ANICHINI, Inc.
- Type: Private
- Industry: Textiles
- Founded: 1985, Tunbridge, Vermont
- Founder: Susan Dollenmaier
- Headquarters: Tunbridge, Vermont, United States
- Area served: United States and Canada
- Products: Luxury textiles
- Number of employees: 22 (2015)
- Website: www.anichini.com

= ANICHINI, Inc. =

ANICHINI, Inc. is an American luxury textiles company based in Tunbridge, Vermont. The company is a manufacturer and importer of luxury linens and textiles and produces hand made products in the United States. According to the Martha Stewart American Made website, ANICHINI is a full-spectrum textile company. ANICHINI products have been featured in Architectural Digest, Elle Decor, Gotham, and House Beautiful magazines and used by celebrities Cher, Sharon Stone, Christina Aguilera, Tom Cruise, Oprah Winfrey, Barbra Streisand, Madonna, Mariah Carey, Martha Stewart, and Steven Spielberg.

==Overview==
ANICHINI was founded in 1980 by Susan Dollenmaier and Patrizia Anichini. The pair named the business after ANICHINI because of the Tuscan roots of the name. Initially the duo acted as purveyors of linens and antiques, they eventually began adding embellishments on existing products and building a brand name. In 1986, Dollenmaier moved the business to Tunbridge, Vermont and began importing fabrics from abroad and using locally based Vermont seamstresses to create custom designs. Dollenmaier became the full owner of the company in 1999. In 2001, Dollenmaier was named Vermont's Small Business Person by Vermont Business Magazine. ANICHINI imports, exports, wholesales, retails and manufactures textiles.

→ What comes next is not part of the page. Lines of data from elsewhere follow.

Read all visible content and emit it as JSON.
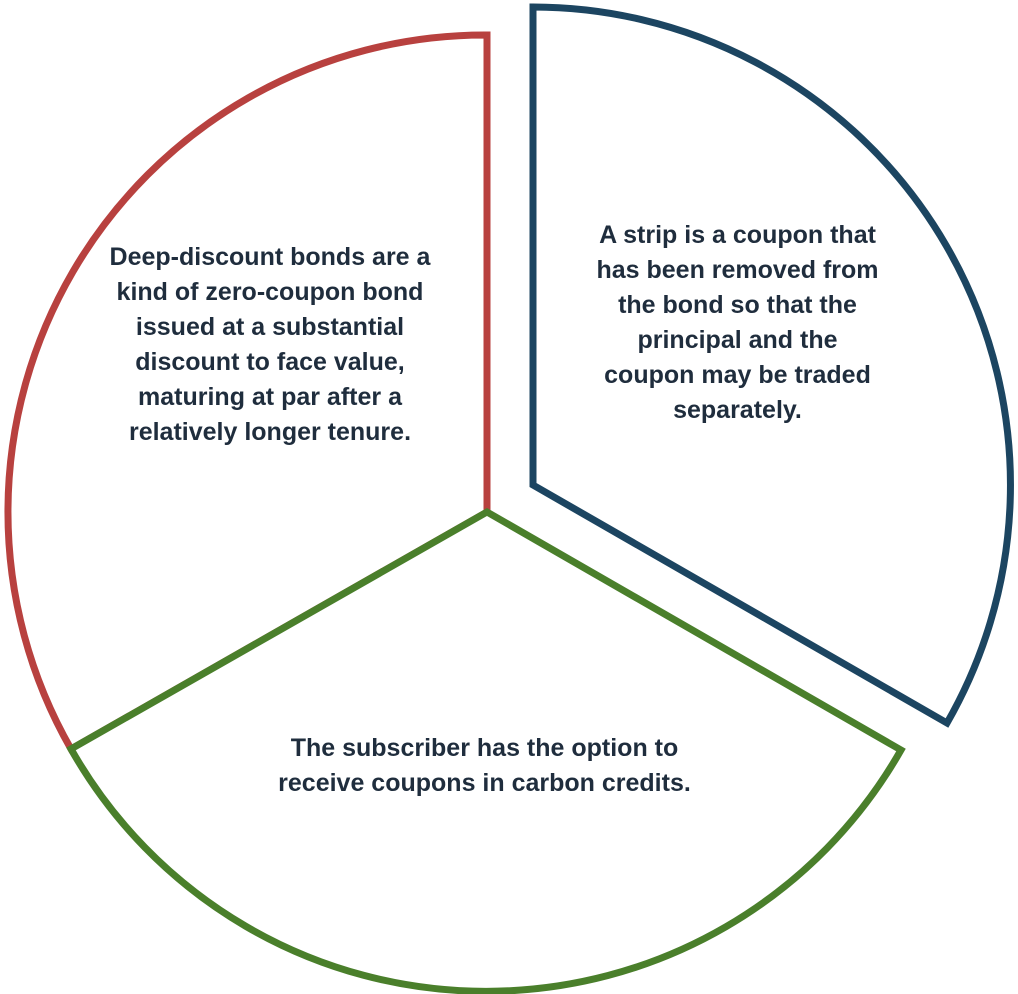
{
  "segments": [
    {
      "id": "left",
      "color": "#b8413f",
      "text": "Deep-discount bonds are a kind of zero-coupon bond issued at a substantial discount to face value, maturing at par after a relatively longer tenure."
    },
    {
      "id": "right",
      "color": "#1c4561",
      "text": "A strip is a coupon that has been removed from the bond so that the principal and the coupon may be traded separately."
    },
    {
      "id": "bottom",
      "color": "#4a7f2b",
      "text": "The subscriber has the option to receive coupons in carbon credits."
    }
  ]
}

ANICHINI entered the hospitality business by producing bedding for five-star hotels and spas such as Caesars Palace, the Waldorf Astoria Towers, Canyon Ranch, and The Benjamin Hotel in New York. In 2006, ANICHINI's wholesale and retail sales went from $10 million to $20 million due to business with hotels.

The company's products have been in several films including Sex and the City and Forrest Gump. ANICHINI's Italian sheets were featured in the movie The Twilight Saga: Breaking Dawn – Part 1.